Bath, Maine—The controversial importance of test scores in public schools has been brought to the forefront of the news, as CNN reports a shocking cheating crisis — not by students this time — but by teachers and school officials.
Today’s headlines are filled with the discovery of 187 educators in the Atlanta public school system who have falsified and changed students’ answers on tests over the past decade to raise student scores.
In a statement that begins to get at the core of this national issue, Georgia Governor Nathan Deal said that “testing and results and targets being reached became more important than actual learning for children.”
“This is an unfortunate outcome of the achievement culture that has been imposed on our educational system,” says author and education expert Malcolm Gauld. “But perhaps this discovery is the call for change that we need to allow the achievement pendulum to swing back to a more healthy and productive place for children and educators.”
Malcolm Gauld is president of Hyde Schools, a network of college preparatory public charter and boarding schools in New York City, Connecticut and Maine that are rooted in character education. He is the author of “College Success Guaranteed: Five Rules to Make It Happen” (Rowman & Littlefield 2011) and co-author of the parenting book “The Biggest Job We’ll Ever Have.” (Scribner)
“Today’s students are under unprecedented pressure to achieve,” Gauld says. “They know we have created an educational system that values their aptitude more than their attitude, their ability more than their effort, and their talent more than their character. They are surrounded by signs that tell them WHAT they can do is more important than WHO they are, regardless of the code of conduct posted on the classroom wall.”
According to Gauld, students, teachers — and now schools — are pushed to succeed in a grade-based system that starts naming winners at an early age, so a ‘win at any cost’ philosophy takes over. Now that test scores are key in determining levels of staffing and school funding, teachers can exhibit the same fear and desperation about grades as their students.
“What has transpired in Atlanta is the natural outcome of this approach to education, and there are serious ramifications to the winning at any cost mentality,” he says, “including the loss of real self-esteem and the ability to be an honest role model to kids.”
This emphasis on grades, which has little to do with character or the child’s overall effort, is the reason Gauld’s father founded the original Hyde School in Maine in 1966.
“As a teacher, my father didn’t understand giving a good student, who struggled and honestly tried his best, his worst grade while giving another student, who didn’t really care, an easy A. It didn’t make sense to him then, and with what we’ve learned from these teachers in Atlanta, it doesn’t make sense now.”
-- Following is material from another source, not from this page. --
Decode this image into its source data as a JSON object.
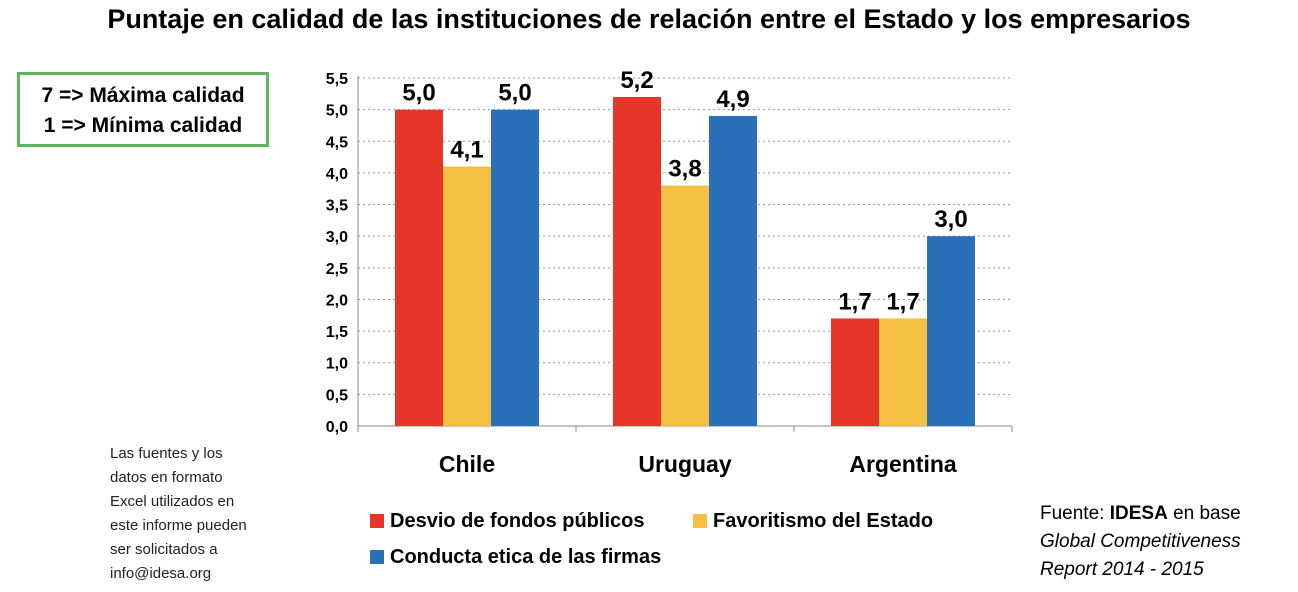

Gauld adds that the Hyde approach places principles at the core of its educational philosophy. Five principles — courage, integrity, leadership, curiosity, and concern — are part of every lesson plan at the schools’ boarding and public schools, and attitude and effort are included when measuring student performance.
“I received grades for my effort and attitude in the classroom,” says Hyde graduate Kayla MacMillan. “Getting the ‘A’ in class not only meant getting the right answer, but having a good attitude about learning.”
A growing concern at the decline of ethical awareness over the past decade has led to a reemergence of character education in public and private schools throughout the country. While Gauld contends that the trend — as part of educational reform — is movement in the right direction, he sees few schools that infuse character development into all areas of learning.
“Students need to grow and strive together, but without the performance pressure that leads to vacuous competition,” Gauld says. “Additionally, if teachers — and parents — are not modeling positive standards for learning to students, it’s all for naught.”
“Grades matter, but in the end, who you are matters more than how you stack up against others. That goes for teachers, too.”